Topic description
Chen Chen is a talented child, his dream is to become the greatest physician in the world. For this reason, he wanted to worship the most prestigious physician nearby as a teacher. In order to judge his qualifications, the doctor gave him a problem. The doctor took him to a cave full of herbs and said to him: "Child, there are some different herbs in this cave. It takes some time to pick each plant, and each plant has its own value. I will give it You have a period of time, during this time, you can collect some herbs. If you are a smart child, you should be able to maximize the total value of the herbs you have collected. "
If you are Chenchen, you can complete this task ?Input
Enter two integers T (1 <= T <= 1000) and M (1 <= M <= 100) in the first line of input, separated by a space, T represents the total time available for medicine collection, M represents the cave The number of herbs in the field. Each row of the next M lines includes two integers between 1 and 100 (including 1 and 100), respectively representing the time of picking a certain herb and the value of this herb.
Output
Output a line, this line contains only an integer, which represents the maximum total value of herbs that can be harvested within a specified time.
Sample input
70 3 71 100 69 1 1 2Sample output
3
Original title link: Herbal Medicine
1. The idea of 0/1 backpack dynamic programming is:
When I reach this i-th medicine, I have two options :
1. I want to pick it: if I pick it, then the time I have will decrease, and the value I get will increase
2. I do n’t pick it : If I do n’t pick it, then my time will not decrease, the value will not increase, and the value at step i-1 will remain.
Second, we have conventionally designed a DP array int dp[maxn][maxn2];
, and its principle is very important: dp[i][j]
what is the value represented? Is the maximum value in this state! What state? It is considering the i-th item (the first i-1 has already been arranged), in such a state that takes time j, the maximum value.

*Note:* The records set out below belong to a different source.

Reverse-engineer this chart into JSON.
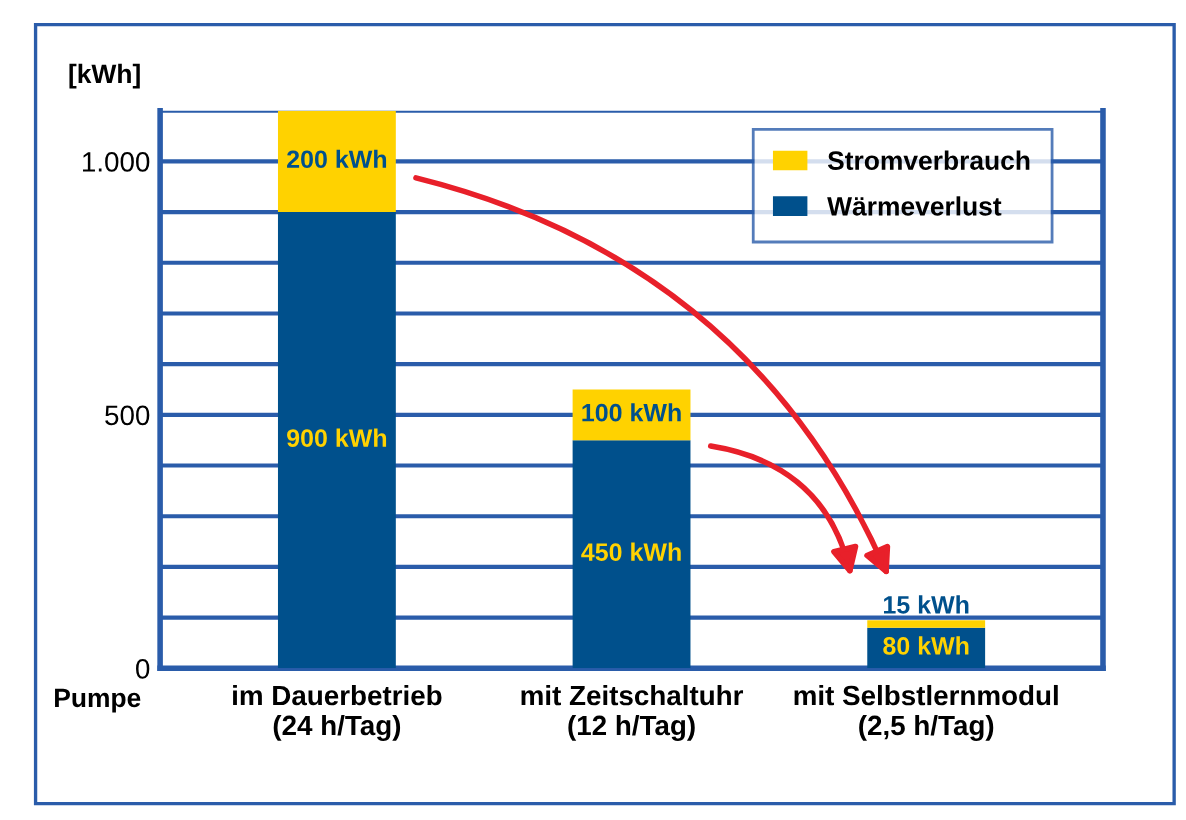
{
  "chart_data": {
    "type": "bar",
    "stacked": true,
    "ylabel": "[kWh]",
    "categories": [
      "im Dauerbetrieb\n(24 h/Tag)",
      "mit Zeitschaltuhr\n(12 h/Tag)",
      "mit Selbstlernmodul\n(2,5 h/Tag)"
    ],
    "series": [
      {
        "name": "Wärmeverlust",
        "color": "#00508c",
        "values": [
          900,
          450,
          80
        ],
        "value_labels": [
          "900 kWh",
          "450 kWh",
          "80 kWh"
        ]
      },
      {
        "name": "Stromverbrauch",
        "color": "#ffd200",
        "values": [
          200,
          100,
          15
        ],
        "value_labels": [
          "200 kWh",
          "100 kWh",
          "15 kWh"
        ]
      }
    ],
    "ylim": [
      0,
      1100
    ],
    "yticks": [
      0,
      {
        "value": 100,
        "label": null
      },
      {
        "value": 200,
        "label": null
      },
      {
        "value": 300,
        "label": null
      },
      {
        "value": 400,
        "label": null
      },
      500,
      {
        "value": 600,
        "label": null
      },
      {
        "value": 700,
        "label": null
      },
      {
        "value": 800,
        "label": null
      },
      {
        "value": 900,
        "label": null
      },
      {
        "value": 1000,
        "label": "1.000"
      },
      {
        "value": 1100,
        "label": null
      }
    ],
    "grid": "y",
    "legend": "top right",
    "annotations": [
      "Pumpe"
    ]
  }
}
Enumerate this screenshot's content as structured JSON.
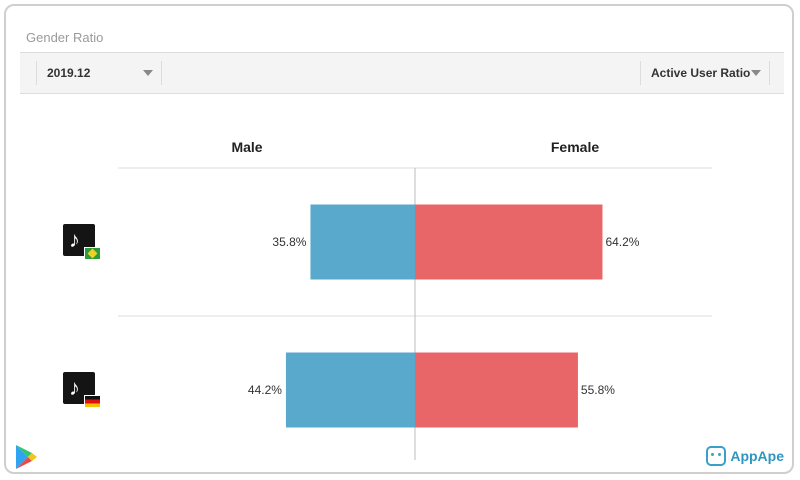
{
  "card": {
    "title": "Gender Ratio"
  },
  "toolbar": {
    "period": "2019.12",
    "metric": "Active User Ratio"
  },
  "branding": {
    "brand_name": "AppApe",
    "store_icon": "google-play-icon"
  },
  "colors": {
    "male": "#58a9cc",
    "female": "#e86568"
  },
  "chart_data": {
    "type": "bar",
    "orientation": "horizontal-diverging",
    "columns": [
      "Male",
      "Female"
    ],
    "rows": [
      {
        "app_icon": "tiktok-icon",
        "flag": "brazil-flag-icon",
        "male": 35.8,
        "female": 64.2,
        "male_label": "35.8%",
        "female_label": "64.2%"
      },
      {
        "app_icon": "tiktok-icon",
        "flag": "germany-flag-icon",
        "male": 44.2,
        "female": 55.8,
        "male_label": "44.2%",
        "female_label": "55.8%"
      }
    ],
    "value_range": [
      0,
      100
    ],
    "legend": "none",
    "grid": false
  }
}
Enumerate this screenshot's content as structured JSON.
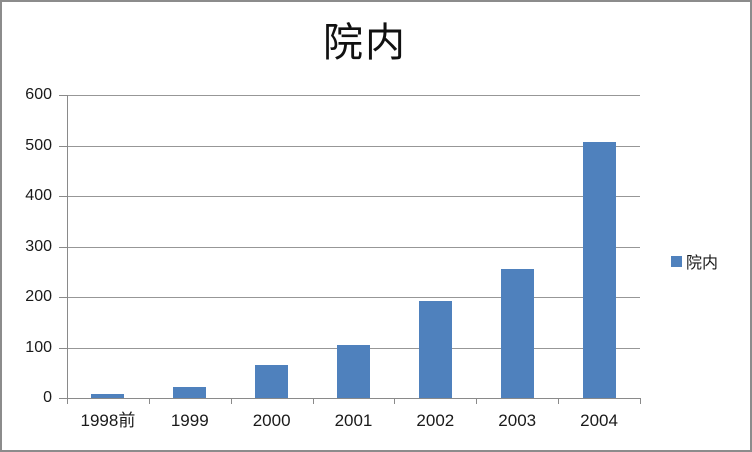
{
  "chart_data": {
    "type": "bar",
    "title": "院内",
    "categories": [
      "1998前",
      "1999",
      "2000",
      "2001",
      "2002",
      "2003",
      "2004"
    ],
    "series": [
      {
        "name": "院内",
        "values": [
          8,
          22,
          66,
          104,
          192,
          256,
          507
        ]
      }
    ],
    "xlabel": "",
    "ylabel": "",
    "ylim": [
      0,
      600
    ],
    "ytick_step": 100,
    "yticks": [
      0,
      100,
      200,
      300,
      400,
      500,
      600
    ],
    "grid": true,
    "legend_position": "right",
    "legend_entries": [
      "院内"
    ]
  },
  "colors": {
    "bar_fill": "#4F81BD",
    "gridline": "#979797",
    "axis": "#8a8a8a",
    "text": "#1a1a1a",
    "chart_border": "#8c8c8c",
    "background": "#ffffff"
  }
}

So can we think of it this way: the entire program is actually constructing a dp array, which can summarize the three elements [number of items]-[how much is left]-[how much total value] into one state, and the end point isdp[所有物品][所有时间]
Back to one, continue to analyze two situations:
1. Analyze the i-th item :
Then it is necessary to determine dp [i] [*], at this time cost [i], value [i] represent the cost and time of the ith item
2. Re-analyze the remaining time j :
- If the remaining time is less than cost [i], then it is definitely not possible to pick it up. There is no time.
- If I have enough time, then I have to consider:
- If I pick it, it constitutes a new state, my remaining time reduces cost [i], and the value increases by value [i]: dp [i] [j]-> dp [i-1] [ j-cost [i]] + value [i]
- If I do n’t pick, I will neither spend time nor increase value, the state dp [i] [j] is the same as dp [i-1] [j]
#include<cstdio>
#include<iostream>
#include<algorithm>
using namespace std;
const int maxn = 100 + 10;
const int maxn2 = 1000 + 10;
int cost[maxn];
int value[maxn];
int dp[maxn][maxn2];
int main(){
int n,m;
cin>>n>>m;
for(int i=1;i<=m;i++){
cin>>cost[i]>>value[i];
}
for(int i=1;i<=m;i++){ //第i个物品(药)是否放入背包(采它)
for(int j=1;j<=n;j++){ // 遍历可能的时间情况
if(j>=cost[i]){ //max(采,不采)
dp[i][j] = max(dp[i-1][j-cost[i]]+value[i],dp[i-1][j]);
}else{ //cost[i]:采第i个药要花的时间,如果j不够肯定采不了
dp[i][j] = dp[i-1][j];
}
}
}
cout<<dp[m][n];
return 0;
}
Subsequent optimization, the dp array is removed one dimension, the dimension representing i (i medicines) is less, and the dp array is constructed [from bottom to top] :
#include<cstdio>
#include<iostream>
#include<algorithm>
using namespace std;
const int maxn = 110;
const int tmaxn = 1010;
int cost[maxn],value[maxn];
int dp[tmaxn];
int main(){
int t,m;
cin>>t>>m;
for(int i=1;i<=m;i++){
cin>>cost[i]>>value[i];
}
for(int i=1;i<=m;i++){
for(int j=t;j>=cost[i];j--){
dp[j] = max(dp[j],dp[j-cost[i]]+value[i]);
}
}
cout<<dp[t];
return 0;
}
The above is the use of two DP algorithms to solve the problem of 0/1 backpack.